I must have done that half a dozen times -- yes, to the increasing annoyance of those unlucky enough to be at the table with me -- and I'm fairly sure that's the only moment since 1985 when I was absolutely sure that the Royals were going to win something that mattered.
In the end, of course, the Royals weren't anything like contenders. Thanks to Carlos Beltran, Mike Sweeney, Rookie of the Year Angel Berroa, and plenty of clutch hitting the Royals finished fourth in the American League in scoring. But the pitching ... Lima would win his next two starts, but got hammered on the 1st of August and was obviously not healthy; including that game, Lima would start just six more games the rest of the season, going 1-3 with a 10.65 ERA. Darrell May (!) was the Royals' ace; the only Royal who started more than 18 games, May led the club with 10 wins.

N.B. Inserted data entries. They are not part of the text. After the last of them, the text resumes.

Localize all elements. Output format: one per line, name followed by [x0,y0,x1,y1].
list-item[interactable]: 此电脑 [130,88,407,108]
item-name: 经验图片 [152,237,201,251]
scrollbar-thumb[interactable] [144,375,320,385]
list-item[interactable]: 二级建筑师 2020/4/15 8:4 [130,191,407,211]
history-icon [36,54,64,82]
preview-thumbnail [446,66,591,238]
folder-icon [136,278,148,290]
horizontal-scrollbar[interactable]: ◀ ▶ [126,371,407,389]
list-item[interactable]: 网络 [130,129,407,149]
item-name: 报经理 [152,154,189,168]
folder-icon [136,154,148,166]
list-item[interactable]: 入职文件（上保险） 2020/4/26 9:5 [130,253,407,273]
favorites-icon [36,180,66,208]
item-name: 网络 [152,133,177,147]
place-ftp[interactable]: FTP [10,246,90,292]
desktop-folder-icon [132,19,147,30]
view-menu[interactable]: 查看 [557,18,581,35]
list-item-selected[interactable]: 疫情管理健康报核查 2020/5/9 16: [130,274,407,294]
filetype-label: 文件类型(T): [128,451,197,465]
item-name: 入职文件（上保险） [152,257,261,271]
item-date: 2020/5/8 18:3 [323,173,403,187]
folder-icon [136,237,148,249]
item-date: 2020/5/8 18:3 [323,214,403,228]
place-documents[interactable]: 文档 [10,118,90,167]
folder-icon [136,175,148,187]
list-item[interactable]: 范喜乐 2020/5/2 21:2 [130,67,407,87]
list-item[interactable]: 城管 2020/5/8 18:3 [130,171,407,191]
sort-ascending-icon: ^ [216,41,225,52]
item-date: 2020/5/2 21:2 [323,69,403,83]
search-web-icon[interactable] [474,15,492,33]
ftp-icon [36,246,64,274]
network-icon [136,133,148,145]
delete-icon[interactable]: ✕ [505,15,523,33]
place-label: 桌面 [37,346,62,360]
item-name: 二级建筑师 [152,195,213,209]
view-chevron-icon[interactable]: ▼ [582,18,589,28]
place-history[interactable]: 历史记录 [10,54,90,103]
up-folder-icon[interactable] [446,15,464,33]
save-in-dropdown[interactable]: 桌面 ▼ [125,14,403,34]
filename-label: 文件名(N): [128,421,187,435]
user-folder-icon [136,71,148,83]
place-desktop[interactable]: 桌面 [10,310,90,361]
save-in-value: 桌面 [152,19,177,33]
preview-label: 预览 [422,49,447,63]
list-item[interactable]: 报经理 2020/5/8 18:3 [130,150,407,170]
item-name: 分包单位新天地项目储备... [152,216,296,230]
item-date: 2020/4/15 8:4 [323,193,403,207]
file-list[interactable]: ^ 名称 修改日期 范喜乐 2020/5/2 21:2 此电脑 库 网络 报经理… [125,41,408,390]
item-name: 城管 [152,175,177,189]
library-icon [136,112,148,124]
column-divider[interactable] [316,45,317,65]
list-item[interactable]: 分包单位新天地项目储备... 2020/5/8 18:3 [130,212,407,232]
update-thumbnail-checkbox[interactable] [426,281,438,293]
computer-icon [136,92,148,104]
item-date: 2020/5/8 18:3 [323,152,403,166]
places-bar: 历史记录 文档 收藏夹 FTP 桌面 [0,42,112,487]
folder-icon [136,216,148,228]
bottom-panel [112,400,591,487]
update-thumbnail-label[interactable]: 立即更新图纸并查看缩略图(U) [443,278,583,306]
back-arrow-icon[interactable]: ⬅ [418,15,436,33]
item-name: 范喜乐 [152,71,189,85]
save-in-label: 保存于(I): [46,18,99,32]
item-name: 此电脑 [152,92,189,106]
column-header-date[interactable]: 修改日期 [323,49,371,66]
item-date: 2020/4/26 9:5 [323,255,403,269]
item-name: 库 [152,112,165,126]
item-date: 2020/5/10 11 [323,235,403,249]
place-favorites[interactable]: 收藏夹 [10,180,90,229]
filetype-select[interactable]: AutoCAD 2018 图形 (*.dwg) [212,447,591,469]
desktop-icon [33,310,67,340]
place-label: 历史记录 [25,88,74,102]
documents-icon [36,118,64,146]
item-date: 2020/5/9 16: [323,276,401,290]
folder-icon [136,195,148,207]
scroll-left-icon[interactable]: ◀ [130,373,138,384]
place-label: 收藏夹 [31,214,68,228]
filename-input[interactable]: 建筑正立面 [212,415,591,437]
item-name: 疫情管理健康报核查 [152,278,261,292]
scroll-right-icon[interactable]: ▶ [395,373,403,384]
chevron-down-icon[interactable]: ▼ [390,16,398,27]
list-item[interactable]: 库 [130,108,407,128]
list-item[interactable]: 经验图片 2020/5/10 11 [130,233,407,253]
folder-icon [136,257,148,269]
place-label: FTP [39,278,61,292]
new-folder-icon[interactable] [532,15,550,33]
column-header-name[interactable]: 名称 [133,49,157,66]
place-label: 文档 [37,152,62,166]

The Royals won on Sunday afternoon and went into the break with a seven-game lead over the White Sox, seven-and-a-half over the Twins. They were the biggest story in baseball. And then it all came apart, because Lima Time was over and because the Royals went 32-38 after the break and because the Twins went 46-23 to win the division going away.
It was fun while it lasted, though. And it was never more fun than when Jose Lima struck out Laynce Nix and it seemed like anything was possible.